I am learning Lisp. I have implemented a Common Lisp function that merges two strings that are ordered alphabetically, using recursion. Here is my code, but there is something wrong with it and I didn't figure it out.
(defun merge (F L)
(if (null F)
(if (null L)
F ; return f
( L )) ; else return L
;else if
(if (null L)
F) ; return F
;else if
(if (string< (substring F 0 1) (substring L 0 1)
(concat 'string (substring F 0 1)
(merge (substring F 1 (length F)) L)))
(
(concat 'string (substring L 0 1)
(merge F (substring L 1 (length L)) ))
))))
Edit :
I simply want to merge two strings such as the
inputs are string a = adf and string b = beg
and the result or output should be abdefg.
Thanks in advance.
Using string< is an overkill, char< should be used instead, as shown by Kaz. Recalculating length at each step would make this algorithm quadratic, so should be avoided. Using sort to "fake it" makes it O(n log n) instead of O(n). Using concatenate 'string all the time probably incurs extra costs of unneeded traversals too.

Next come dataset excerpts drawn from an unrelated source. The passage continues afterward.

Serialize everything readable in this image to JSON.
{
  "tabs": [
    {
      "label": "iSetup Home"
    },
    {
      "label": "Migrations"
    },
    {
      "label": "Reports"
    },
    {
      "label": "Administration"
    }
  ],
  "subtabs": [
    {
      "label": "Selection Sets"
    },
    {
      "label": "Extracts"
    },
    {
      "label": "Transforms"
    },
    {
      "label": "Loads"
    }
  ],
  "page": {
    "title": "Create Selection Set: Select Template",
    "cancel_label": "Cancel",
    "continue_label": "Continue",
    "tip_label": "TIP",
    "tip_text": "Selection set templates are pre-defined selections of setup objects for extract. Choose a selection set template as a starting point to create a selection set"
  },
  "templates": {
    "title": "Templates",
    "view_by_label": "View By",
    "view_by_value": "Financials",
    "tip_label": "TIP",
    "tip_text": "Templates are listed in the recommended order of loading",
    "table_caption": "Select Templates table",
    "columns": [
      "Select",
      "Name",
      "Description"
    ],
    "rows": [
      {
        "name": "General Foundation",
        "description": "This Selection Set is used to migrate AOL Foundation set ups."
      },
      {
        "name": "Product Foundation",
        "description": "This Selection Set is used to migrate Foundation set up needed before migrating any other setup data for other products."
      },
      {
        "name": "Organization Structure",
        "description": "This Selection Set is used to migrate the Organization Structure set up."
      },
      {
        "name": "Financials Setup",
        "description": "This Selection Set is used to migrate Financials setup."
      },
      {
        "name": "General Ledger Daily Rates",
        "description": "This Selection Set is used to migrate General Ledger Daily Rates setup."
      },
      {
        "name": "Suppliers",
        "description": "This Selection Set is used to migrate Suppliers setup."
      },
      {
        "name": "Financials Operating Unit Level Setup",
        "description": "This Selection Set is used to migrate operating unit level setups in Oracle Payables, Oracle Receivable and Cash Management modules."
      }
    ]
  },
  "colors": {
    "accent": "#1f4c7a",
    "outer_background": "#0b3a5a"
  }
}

Here's a natural recursive solution:
(defun str-merge (F L)
(labels ((g (a b)
(cond
((null a) b)
((null b) a)
((char< (car b) (car a))
(cons (car b) (g a (cdr b))))
(t (cons (car a) (g (cdr a) b))))))
(coerce (g (coerce F 'list) (coerce L 'list))
'string)))
But, Common Lisp does not have a tail call optimization guarantee, let alone tail recursion modulo cons optimization guarantee (even if the latter was described as early as 1974, using "Lisp 1.6's rplaca and rplacd field assignment operators"). So we must hand-code this as a top-down output list building loop:
(defun str-merge (F L &aux (s (list nil)) ) ; head sentinel
(do ((p s (cdr p))
(a (coerce F 'list) (if q a (cdr a)))
(b (coerce L 'list) (if q (cdr b) b ))
(q nil))
((or (null a) (null b))
(if a (rplacd p a) (rplacd p b))
(coerce (cdr s) 'string)) ; FTW!
(setq q (char< (car b) (car a))) ; the test result
(if q
(rplacd p (list (car b)))
(rplacd p (list (car a))))))
Judging by your comments, it looks like you're trying to use if with a series of conditions (like a series of else ifs in some other languages). For that, you probably want cond.
I replaced that if with cond and cleaned up some other errors, and it worked.
(defun empty (s) (= (length s) 0))
(defun my-merge (F L)
(cond
((empty F)
(if (empty L)
F
L))
((empty L)
F)
(t
(if (string< (subseq F 0 1) (subseq L 0 1))
(concatenate 'string (subseq F 0 1) (my-merge (subseq F 1 (length F)) L))
(concatenate 'string (subseq L 0 1) (my-merge F (subseq L 1 (length L))))))))
Your test case came out as you wanted it to:
* (my-merge "adf" "beg")
"abdefg"
There were quite a few good answers, so why would I add one more? Well, the below is probably more efficient then the other answers here.
(defun merge-strings (a b)
(let* ((lena (length a))
(lenb (length b))
(len (+ lena lenb))
(s (make-string len)))
(labels
((safe-char< (x y)
(if (and x y) (char< x y)
(not (null x))))
(choose-next (x y)
(let ((ax (when (< x lena) (aref a x)))
(by (when (< y lenb) (aref b y)))
(xy (+ x y)))
(cond
((= xy len) s)
((safe-char< ax by)
(setf (aref s xy) ax)
(choose-next (1+ x) y))
(t
(setf (aref s xy) by)
(choose-next x (1+ y)))))))
(choose-next 0 0))))
(merge-strings "adf" "beg")
It is more efficient specifically in the sense of memory allocations - it only allocates enough memory to write the result string, never coerces anything (from list to string or from array to string etc.) It may not look very pretty, but this is because it is trying to do every calculation only once.
This is, of course, not the most efficient way to write this function, but programming absolutely w/o efficiency in mind is not going to get you far.
A recursive way to do it (fixed according to comment- other solutions can get an IF form as well).
(defun merge-strings (a b)
(concatenate 'string
(merge-strings-under a b)))
(defun merge-strings-under (a b)
(when (and
(= (length a)
(length b))
(> (length a) 0))
(append (if (string< (aref a 0) (aref b 0))
(list (aref a 0) (aref b 0))
(list (aref b 0) (aref a 0)))
(merge-strings-under (subseq a 1)
(subseq b 1)))))
Here's a iterative way to do it.
(concatenate 'string
(loop for i across "adf" for j across "beg" nconc (list i j)))
Note that these rely on building the string into a list of characters, then vectorizing it ( a string is a vector of characters).
You can also write a more C-esque approach...
(defun merge-strings-vector (a b)
(let ((retstr (make-array (list (+
(length a)
(length b)))
:element-type 'character)))
(labels ((merge-str (a b i)
(when (and
(= (length a)
(length b))
(/= i (length a)))
(setf (aref retstr (* 2 i)) (aref a i))
(setf (aref retstr (1+ (* 2 i))) (aref b i))
(merge-str a b (1+ i)))))
(merge-str a b 0)
retstr)))
Note that this one - unlike the other 2 - has side effects within the function. It also, imo, is more difficult to understand.
All 3 take varying numbers of cycles to execute on SBCL 56; each seems to take between 6K and 11K on most of my trials. I'm not sure why.